So many feelings are running through me right now. I was browsing my favorite blogs and popped over to mommybloggers.com to see what was new and what was new was ME! I had offered up the suggestion a couple weeks ago to have a blog relating to blended families. During my (rare) quiet time yesterday I typed up a submission and emailed it on over to mommybloggers. I was shocked, dumbfounded, awestruck to see the words that I had written printed on a site that I love to read. The tears I shed were unexpected, the feelings covering such a wide range of emotions in such a short time frame.
I began journaling as a tween, reveling in the fact that I could find release in written words, not just those written by others for me to read; but also in those written by me for me alone. I continued journaling well into adulthood. What stopped me? A downturn in my life when I realized that what I wrote (my feelings, my perspectives, my hopes and fears and dreams) could be turned and used against me by someone I loved. So I stopped, cold turkey. End of story. Or so I thought.

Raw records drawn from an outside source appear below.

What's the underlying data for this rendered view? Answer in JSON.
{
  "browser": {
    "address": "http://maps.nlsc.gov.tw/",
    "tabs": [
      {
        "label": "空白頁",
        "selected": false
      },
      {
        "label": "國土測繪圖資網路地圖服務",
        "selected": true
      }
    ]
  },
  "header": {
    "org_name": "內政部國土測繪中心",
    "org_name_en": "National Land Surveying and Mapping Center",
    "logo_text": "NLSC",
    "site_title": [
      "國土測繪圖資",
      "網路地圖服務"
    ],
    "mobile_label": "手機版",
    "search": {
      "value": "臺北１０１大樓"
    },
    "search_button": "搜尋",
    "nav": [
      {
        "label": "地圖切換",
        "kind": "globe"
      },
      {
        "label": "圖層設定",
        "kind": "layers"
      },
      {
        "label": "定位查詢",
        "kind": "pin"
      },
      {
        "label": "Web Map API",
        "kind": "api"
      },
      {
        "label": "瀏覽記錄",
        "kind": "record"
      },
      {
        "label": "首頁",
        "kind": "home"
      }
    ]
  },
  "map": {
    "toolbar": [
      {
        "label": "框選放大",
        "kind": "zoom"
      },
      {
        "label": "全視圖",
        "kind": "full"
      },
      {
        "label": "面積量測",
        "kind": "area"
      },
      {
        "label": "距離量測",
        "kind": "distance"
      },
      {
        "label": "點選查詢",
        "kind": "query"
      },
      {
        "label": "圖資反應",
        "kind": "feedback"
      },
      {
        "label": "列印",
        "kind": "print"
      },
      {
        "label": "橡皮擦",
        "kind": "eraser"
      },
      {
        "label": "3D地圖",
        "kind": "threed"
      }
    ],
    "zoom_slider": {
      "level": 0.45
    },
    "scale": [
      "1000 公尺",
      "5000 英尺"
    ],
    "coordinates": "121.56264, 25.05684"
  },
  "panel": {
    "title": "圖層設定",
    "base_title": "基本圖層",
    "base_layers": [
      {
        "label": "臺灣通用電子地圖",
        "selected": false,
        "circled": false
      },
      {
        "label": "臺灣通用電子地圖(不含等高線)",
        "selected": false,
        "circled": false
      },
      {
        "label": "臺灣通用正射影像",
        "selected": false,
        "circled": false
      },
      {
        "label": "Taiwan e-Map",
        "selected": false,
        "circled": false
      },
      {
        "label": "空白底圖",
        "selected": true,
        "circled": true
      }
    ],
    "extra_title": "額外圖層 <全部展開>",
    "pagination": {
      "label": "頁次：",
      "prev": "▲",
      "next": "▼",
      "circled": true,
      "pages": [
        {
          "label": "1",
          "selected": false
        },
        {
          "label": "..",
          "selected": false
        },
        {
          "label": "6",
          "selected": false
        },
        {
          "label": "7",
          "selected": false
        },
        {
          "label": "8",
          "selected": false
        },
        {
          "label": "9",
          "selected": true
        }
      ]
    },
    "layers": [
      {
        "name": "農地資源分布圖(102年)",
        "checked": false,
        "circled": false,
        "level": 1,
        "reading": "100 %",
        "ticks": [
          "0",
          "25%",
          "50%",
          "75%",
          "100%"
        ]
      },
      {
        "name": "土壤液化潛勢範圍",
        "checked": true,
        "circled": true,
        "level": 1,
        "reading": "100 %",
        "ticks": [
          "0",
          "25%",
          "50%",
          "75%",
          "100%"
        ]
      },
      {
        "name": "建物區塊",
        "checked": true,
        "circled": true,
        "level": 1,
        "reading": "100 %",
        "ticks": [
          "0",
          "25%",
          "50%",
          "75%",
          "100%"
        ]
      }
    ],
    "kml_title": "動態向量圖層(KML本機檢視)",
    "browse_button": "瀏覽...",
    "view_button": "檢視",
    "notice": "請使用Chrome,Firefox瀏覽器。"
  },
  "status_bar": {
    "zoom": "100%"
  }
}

I tried to start writing again 3 years ago when I lost my grandmother. I found then that I had developed a fear of journaling. A fear of writing even poems or stories. The fear that those precious words in my head would somehow be used to hurt me. Fast-forward to present day. I've now realized that my thoughts were messed up, enhanced by the depression I was dealing with. But the fear remained. I've been slowly working to get back to my beloved writing, just to enjoy the release of those words that bounce and play within my brain. Starting my blog was an incredible leap for me because others would actually be able to read what I've written, put their own perspectives and opinions on my thoughts and words. But I did it because this year I'm refusing to be held in check by my own fears and worries.
So thank you, THANK YOU, mommybloggers.com! Thank you for the boost of confidence you've given me! Thank you to those of you few faithful who continue to read my humble offerings of my latte life! I'm currently enjoying this small victory with a caramel steamer. Why don't ya'll indulge in one also, on me.